In the case of Bostock v. Clayton County, the Supreme Court ruled that protections against discrimination on the basis of sex found in the 1964 Civil-Right Act apply to homosexuals and transsexuals as well. That means, for instance, a company cannot refuse to hire someone because he is gay, or transsexual. To the traditionally religious, the ruling, issued last week, raises some serious concerns. Can an Orthodox synagogue be sued for not hiring a gay rabbi? Must conservative Christian schools allow men who identify as women to live in women’s dormitories? David French believes the threat to religious liberty, although not negligible, is nowhere as grave as some fear:
Title VII of the Civil Rights Act of 1964—the same statute at issue in Bostock—contains a provision specifically designed to protect the autonomy of religious organizations. . . . It’s true that this carveout does not allow the religious organization to discriminate on other grounds (such as race or sex), but it does allow them to filter out all applicants who do not share the group’s faith.
Religious employers, [moreover], are completely exempt from nondiscrimination statutes when hiring and firing “ministerial” employees.
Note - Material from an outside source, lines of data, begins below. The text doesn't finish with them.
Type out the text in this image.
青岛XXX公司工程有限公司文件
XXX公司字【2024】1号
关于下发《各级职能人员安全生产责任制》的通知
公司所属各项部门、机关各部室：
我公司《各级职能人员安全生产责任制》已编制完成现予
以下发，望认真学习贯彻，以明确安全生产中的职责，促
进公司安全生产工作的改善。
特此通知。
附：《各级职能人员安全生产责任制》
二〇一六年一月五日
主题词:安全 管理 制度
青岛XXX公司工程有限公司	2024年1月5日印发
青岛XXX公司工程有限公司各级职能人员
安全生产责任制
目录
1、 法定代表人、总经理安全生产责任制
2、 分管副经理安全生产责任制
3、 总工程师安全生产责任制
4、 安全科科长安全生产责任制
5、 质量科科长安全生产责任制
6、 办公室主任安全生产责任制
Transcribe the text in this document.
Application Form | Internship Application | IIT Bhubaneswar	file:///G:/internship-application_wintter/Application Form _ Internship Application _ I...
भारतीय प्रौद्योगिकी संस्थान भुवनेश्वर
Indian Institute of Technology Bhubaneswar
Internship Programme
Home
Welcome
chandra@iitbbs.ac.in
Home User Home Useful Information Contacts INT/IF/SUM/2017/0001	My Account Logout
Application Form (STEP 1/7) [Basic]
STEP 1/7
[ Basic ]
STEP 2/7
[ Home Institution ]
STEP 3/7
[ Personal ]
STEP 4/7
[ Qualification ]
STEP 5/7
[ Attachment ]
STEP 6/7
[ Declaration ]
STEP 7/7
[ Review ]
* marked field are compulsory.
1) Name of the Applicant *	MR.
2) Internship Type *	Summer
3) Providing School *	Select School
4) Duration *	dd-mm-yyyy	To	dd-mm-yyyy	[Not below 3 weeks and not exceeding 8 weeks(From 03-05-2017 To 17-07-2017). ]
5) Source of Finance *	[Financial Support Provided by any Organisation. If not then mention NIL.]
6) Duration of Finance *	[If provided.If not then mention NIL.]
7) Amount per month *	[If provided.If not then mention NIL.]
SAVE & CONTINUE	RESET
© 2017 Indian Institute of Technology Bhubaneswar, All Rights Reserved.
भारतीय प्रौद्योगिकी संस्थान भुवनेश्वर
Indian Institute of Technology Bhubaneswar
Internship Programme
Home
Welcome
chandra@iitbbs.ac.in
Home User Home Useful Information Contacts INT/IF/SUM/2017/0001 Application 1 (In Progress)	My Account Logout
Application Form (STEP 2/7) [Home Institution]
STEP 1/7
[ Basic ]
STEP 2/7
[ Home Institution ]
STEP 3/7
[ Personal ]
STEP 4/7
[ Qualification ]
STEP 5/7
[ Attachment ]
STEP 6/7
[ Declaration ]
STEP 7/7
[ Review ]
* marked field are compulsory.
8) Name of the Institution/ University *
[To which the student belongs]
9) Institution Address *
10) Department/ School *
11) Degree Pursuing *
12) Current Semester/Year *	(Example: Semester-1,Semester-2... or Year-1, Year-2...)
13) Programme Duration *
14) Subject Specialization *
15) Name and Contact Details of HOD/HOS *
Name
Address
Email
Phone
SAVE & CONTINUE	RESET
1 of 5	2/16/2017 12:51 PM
The ministerial exception may well be the key firewall protecting church from state.
If there’s a single question I’ve received more than any other, it’s this: does Bostock mean that religious schools will now have to alter policies regarding dorm rooms or sexual conduct to comply with federal prohibitions against sexual orientation and gender identity discrimination? The short answer is no. The longer answer is nope, not unless they choose to be subject to Title IX, the federal statute that prohibits sex discrimination in federally funded educational programs and activities.
If anything, French writes, the trend in the federal jurisprudence of recent years has been to strengthen such protections for religious freedom, suggesting that these will survive new challenges as well. He concludes:
[I]t is true that in some respects religious liberty is “under siege.” There are activists and lawmakers who want to push back at multiple doctrines and some radicals even dream of revoking tax exemptions from religious organizations that maintain traditional teachings on sex and sexuality. But if the siege is real, then so is the citadel. People of faith in the United States of America enjoy more liberty and more real political power than any faith community in the developed world.